Op 29 juni 2017 werd lastens de belastingplichtige een (nieuwe) aanslag in de registratiebelasting over aanslagjaar 2008 gevestigd, met betrekking tot hetzelfde onroerend goed.

Ook tegen deze nieuwe aanslag diende de belastingplichtige tijdig bezwaar in. Het bezwaar werd echter afgewezen per beslissing van 7 augustus 2018 waardoor een procedure voor de rechtbank werd opgestart.

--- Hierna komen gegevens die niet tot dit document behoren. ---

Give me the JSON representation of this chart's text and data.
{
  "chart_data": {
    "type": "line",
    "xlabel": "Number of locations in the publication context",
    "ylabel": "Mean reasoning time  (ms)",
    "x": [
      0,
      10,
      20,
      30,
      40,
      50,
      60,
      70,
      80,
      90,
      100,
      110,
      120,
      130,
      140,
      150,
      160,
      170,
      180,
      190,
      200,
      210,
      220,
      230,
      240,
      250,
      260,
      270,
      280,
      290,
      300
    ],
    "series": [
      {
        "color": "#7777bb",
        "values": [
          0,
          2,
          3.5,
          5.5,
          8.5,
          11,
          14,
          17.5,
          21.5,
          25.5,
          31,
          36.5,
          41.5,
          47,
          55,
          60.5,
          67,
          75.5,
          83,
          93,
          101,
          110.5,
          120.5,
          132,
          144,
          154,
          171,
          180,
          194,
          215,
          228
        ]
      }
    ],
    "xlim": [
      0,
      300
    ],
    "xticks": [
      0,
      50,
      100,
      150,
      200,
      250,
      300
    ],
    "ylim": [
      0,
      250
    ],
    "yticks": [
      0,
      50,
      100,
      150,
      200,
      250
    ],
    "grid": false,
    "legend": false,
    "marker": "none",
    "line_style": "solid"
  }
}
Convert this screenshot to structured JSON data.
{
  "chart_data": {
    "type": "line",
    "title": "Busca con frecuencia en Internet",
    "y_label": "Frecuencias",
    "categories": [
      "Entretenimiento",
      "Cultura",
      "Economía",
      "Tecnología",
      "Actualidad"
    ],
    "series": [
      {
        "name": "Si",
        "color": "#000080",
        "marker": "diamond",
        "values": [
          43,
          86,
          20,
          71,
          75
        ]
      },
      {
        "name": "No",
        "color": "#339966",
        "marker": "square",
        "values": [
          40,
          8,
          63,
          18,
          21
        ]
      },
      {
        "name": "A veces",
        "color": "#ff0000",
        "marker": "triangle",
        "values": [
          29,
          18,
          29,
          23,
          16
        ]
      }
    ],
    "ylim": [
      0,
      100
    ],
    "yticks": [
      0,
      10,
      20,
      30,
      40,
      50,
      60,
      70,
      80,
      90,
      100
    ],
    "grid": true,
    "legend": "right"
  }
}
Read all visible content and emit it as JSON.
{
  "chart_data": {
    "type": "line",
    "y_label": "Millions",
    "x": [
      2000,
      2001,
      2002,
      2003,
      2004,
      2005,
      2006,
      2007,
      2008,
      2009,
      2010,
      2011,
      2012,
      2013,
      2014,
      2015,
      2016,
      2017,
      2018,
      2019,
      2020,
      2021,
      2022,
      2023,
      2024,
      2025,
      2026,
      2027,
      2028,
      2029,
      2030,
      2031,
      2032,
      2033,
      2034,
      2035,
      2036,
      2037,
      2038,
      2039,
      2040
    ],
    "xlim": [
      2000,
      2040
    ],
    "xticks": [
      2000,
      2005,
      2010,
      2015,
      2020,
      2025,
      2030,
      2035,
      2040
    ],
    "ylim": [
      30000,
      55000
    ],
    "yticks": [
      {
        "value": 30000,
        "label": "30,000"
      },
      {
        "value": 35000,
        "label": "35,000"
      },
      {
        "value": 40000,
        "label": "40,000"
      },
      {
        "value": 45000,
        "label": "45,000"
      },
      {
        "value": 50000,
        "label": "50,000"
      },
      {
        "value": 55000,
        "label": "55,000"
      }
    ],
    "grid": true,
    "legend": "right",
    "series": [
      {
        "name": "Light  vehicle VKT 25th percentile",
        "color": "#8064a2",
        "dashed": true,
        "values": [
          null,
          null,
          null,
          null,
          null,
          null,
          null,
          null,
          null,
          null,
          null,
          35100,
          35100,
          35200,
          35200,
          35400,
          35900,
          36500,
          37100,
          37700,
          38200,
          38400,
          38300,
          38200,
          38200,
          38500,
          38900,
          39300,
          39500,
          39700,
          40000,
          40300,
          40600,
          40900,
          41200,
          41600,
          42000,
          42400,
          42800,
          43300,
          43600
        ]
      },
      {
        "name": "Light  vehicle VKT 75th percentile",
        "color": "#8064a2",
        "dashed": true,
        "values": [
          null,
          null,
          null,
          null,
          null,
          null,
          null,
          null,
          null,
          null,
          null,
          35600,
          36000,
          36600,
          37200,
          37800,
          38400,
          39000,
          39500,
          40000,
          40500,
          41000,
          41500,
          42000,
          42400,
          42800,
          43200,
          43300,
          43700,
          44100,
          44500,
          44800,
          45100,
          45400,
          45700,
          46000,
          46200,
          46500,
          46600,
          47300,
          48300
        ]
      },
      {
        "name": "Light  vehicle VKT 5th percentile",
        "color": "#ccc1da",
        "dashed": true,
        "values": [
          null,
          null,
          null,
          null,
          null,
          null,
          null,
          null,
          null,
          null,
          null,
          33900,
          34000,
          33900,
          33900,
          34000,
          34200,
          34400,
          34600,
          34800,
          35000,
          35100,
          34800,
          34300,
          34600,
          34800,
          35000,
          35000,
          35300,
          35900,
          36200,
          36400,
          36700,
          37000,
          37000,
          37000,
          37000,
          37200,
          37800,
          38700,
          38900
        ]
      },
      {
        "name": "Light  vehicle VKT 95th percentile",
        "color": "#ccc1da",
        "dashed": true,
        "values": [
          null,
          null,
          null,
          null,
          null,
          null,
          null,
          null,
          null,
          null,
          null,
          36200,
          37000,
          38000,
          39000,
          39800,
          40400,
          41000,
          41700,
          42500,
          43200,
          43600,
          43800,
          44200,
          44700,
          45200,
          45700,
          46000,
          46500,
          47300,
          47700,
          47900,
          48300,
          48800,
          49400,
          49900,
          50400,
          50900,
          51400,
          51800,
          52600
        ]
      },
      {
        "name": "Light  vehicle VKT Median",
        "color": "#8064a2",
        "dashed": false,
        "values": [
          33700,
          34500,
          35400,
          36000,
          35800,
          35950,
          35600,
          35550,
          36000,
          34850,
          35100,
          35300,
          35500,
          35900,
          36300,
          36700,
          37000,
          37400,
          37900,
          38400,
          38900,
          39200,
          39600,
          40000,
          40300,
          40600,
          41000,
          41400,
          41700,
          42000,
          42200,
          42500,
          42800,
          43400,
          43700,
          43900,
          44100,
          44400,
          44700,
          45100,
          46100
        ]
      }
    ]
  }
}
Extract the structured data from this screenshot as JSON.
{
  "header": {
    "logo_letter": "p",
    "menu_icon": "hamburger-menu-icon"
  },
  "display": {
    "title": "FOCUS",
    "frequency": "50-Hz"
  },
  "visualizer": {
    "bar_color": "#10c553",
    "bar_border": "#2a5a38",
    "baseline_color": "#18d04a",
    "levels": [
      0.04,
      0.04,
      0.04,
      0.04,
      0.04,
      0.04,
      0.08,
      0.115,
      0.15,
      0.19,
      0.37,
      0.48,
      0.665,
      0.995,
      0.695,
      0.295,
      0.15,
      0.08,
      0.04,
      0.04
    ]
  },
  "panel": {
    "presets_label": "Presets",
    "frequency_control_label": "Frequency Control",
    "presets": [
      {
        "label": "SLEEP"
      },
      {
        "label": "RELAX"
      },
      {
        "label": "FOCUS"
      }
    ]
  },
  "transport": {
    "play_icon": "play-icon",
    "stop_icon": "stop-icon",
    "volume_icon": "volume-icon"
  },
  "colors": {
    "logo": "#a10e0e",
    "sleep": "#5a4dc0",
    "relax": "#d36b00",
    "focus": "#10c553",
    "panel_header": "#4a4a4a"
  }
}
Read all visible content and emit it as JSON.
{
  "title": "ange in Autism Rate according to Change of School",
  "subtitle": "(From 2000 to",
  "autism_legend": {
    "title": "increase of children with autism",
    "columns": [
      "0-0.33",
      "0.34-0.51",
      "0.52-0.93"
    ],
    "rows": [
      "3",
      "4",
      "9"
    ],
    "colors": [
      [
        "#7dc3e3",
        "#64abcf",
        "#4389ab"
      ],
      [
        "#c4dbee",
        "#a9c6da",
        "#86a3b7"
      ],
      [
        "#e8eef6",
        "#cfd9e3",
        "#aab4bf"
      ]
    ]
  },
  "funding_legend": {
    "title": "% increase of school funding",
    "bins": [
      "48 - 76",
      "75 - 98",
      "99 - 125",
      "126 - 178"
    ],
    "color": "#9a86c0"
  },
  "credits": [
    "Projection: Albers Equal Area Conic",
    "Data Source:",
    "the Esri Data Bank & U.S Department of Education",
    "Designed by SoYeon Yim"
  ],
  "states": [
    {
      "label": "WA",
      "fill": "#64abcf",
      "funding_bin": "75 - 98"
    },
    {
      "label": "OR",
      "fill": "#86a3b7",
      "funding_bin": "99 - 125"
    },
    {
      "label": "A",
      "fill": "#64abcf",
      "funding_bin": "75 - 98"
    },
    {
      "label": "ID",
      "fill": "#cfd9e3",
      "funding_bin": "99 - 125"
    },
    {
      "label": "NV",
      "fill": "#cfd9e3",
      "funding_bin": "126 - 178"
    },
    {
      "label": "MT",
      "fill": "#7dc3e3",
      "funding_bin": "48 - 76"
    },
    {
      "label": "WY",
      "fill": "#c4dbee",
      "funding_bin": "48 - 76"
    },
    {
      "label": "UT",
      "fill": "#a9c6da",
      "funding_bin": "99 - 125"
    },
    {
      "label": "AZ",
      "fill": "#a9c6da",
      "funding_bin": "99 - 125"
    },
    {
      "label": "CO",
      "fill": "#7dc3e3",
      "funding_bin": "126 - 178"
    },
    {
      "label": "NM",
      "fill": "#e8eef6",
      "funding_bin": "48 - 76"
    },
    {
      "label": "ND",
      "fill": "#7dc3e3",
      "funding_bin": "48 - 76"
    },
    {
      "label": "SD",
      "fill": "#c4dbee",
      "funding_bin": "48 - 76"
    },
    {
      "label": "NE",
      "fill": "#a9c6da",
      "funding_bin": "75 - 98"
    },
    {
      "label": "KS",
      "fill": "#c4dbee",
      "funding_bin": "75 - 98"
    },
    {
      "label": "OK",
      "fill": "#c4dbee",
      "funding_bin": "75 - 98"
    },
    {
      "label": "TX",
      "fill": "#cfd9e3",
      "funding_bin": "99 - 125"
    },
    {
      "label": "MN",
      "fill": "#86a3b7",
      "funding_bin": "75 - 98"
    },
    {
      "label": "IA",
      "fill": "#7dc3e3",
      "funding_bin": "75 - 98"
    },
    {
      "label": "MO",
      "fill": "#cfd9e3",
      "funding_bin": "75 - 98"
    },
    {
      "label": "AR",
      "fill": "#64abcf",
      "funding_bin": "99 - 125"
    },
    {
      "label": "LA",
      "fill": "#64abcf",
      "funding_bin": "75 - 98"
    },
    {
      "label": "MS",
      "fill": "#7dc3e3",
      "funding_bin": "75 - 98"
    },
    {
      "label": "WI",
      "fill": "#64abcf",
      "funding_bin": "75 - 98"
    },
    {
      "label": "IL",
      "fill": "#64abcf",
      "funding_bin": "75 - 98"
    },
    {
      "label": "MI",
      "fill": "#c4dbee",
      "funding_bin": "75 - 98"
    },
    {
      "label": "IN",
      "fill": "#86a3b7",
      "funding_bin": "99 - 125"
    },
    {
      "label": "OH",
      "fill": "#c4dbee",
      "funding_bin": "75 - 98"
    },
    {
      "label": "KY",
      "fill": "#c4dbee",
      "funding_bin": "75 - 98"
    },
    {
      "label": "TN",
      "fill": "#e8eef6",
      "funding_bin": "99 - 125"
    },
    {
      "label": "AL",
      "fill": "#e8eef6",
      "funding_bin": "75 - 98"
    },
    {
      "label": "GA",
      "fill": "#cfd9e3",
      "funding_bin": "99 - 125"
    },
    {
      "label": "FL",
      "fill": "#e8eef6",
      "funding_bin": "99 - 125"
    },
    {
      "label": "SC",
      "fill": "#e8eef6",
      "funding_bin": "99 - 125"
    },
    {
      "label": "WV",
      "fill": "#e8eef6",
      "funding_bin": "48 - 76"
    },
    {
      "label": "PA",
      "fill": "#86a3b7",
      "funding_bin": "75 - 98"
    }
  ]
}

De vordering van de belastingplichtige strekte ertoe: “ … Te oordelen dat de aanslag in de registratiebelasting, gekend onder kohierartikel 089000354729, in strijd met artikel 3.7.0.0.2, §1 VCF werd gevestigd zodat de administratieve beslissing van 7 augustus 2018 op dat punt dient te worden herzien en de voormelde aanslag integraal dient te worden vernietigd.

Te oordelen dat geen toepassing kan worden gemaakt van artikel 3.7.0.0.2, §2 VCF.

In het vonnis van 5 maart 2020 heeft de rechtbank van eerste aanleg Oost­-Vlaanderen, afdeling Gent, de vordering ongegrond verklaard. Tegen dat vonnis heeft de belastingplichtige hoger beroep ingesteld.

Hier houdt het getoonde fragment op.